Dell is the second recent reversal of a Chancery Court appraisal ruling for failure to give sufficient weight to a deal price resulting from a fair process. In Dell, the Supreme Court declined (again) to establish a rule requiring deference to the deal price in an appraisal contest. However, the Supreme Court emphasized the “long endorsed” efficient market hypothesis which, as described by the Supreme Court, “teaches that the price produced by an efficient market is generally a more reliable assessment of fair value than the view of a single analyst, especially an expert witness who caters her valuation to the litigation imperatives of a well-heeled client.”
The Chancery Court and Supreme Court opinions describe the market status of Dell and the chronology of the transaction and appraisal contest. Following are highlights from the Supreme Court opinion relating to the deal process.

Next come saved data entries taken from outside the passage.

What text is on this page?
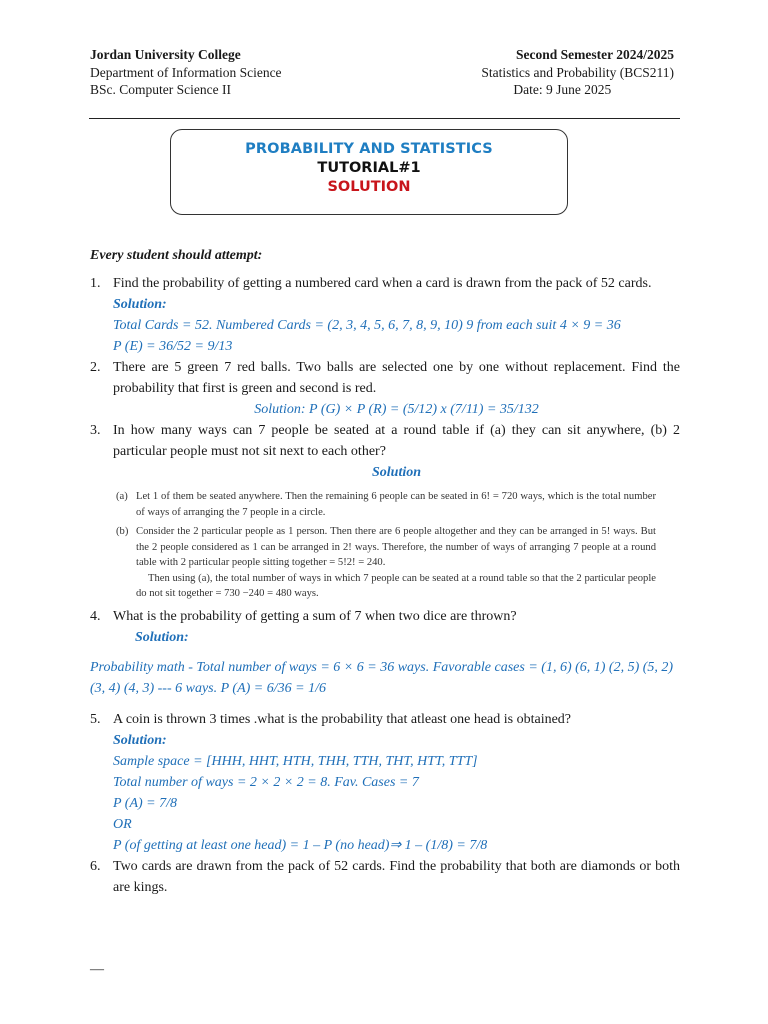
Jordan University College
Department of Information Science
BSc. Computer Science II
Second Semester 2024/2025
Statistics and Probability (BCS211)
Date: 9 June 2025
PROBABILITY AND STATISTICS
TUTORIAL#1
SOLUTION
Every student should attempt:
1. Find the probability of getting a numbered card when a card is drawn from the pack of 52 cards.
Solution:
Total Cards = 52. Numbered Cards = (2, 3, 4, 5, 6, 7, 8, 9, 10) 9 from each suit 4 × 9 = 36
P (E) = 36/52 = 9/13
2. There are 5 green 7 red balls. Two balls are selected one by one without replacement. Find the probability that first is green and second is red.
Solution: P (G) × P (R) = (5/12) x (7/11) = 35/132
3. In how many ways can 7 people be seated at a round table if (a) they can sit anywhere, (b) 2 particular people must not sit next to each other?
Solution
(a) Let 1 of them be seated anywhere. Then the remaining 6 people can be seated in 6! = 720 ways, which is the total number of ways of arranging the 7 people in a circle.
(b) Consider the 2 particular people as 1 person. Then there are 6 people altogether and they can be arranged in 5! ways. But the 2 people considered as 1 can be arranged in 2! ways. Therefore, the number of ways of arranging 7 people at a round table with 2 particular people sitting together = 5!2! = 240.
Then using (a), the total number of ways in which 7 people can be seated at a round table so that the 2 particular people do not sit together = 730 −240 = 480 ways.
4. What is the probability of getting a sum of 7 when two dice are thrown?
Solution:
Probability math - Total number of ways = 6 × 6 = 36 ways. Favorable cases = (1, 6) (6, 1) (2, 5) (5, 2) (3, 4) (4, 3) --- 6 ways. P (A) = 6/36 = 1/6
5. A coin is thrown 3 times .what is the probability that atleast one head is obtained?
Solution:
Sample space = [HHH, HHT, HTH, THH, TTH, THT, HTT, TTT]
Total number of ways = 2 × 2 × 2 = 8. Fav. Cases = 7
P (A) = 7/8
OR
P (of getting at least one head) = 1 – P (no head)⇒ 1 – (1/8) = 7/8
6. Two cards are drawn from the pack of 52 cards. Find the probability that both are diamonds or both are kings.
—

Mr. Dell owned about 15% of Dell. After two PE firms discussed with him the potential for a MBO, he reached out to a third PE firm and, after getting positive feedback, informed the Board. The Board created a Special Committee of independent directors, with power to hire its own legal and financial advisors, and determined not to recommend that stockholders approve a transaction without a prior favorable recommendation from the Special Committee. Mr. Dell signed a confidentiality agreement that required him to “explore in good faith the possibility of working with any such potential counterparty or financing source” if requested by the Special Committee.
The Special Committee initially focused its efforts on two PE firms. Ultimately, the Special Committee recommended an offer by Mr. Dell and Silver Lake (the “Buyout Group”) that would cash out existing stockholders and result in a company owned 74.9% by Mr. Dell, 25.1% by Silver Lake. Mr. Dell agreed to vote his shares in proportion to the number of unaffiliated shares that voted for either a superior proposal or adoption of a merger agreement if the Board changed its recommendation.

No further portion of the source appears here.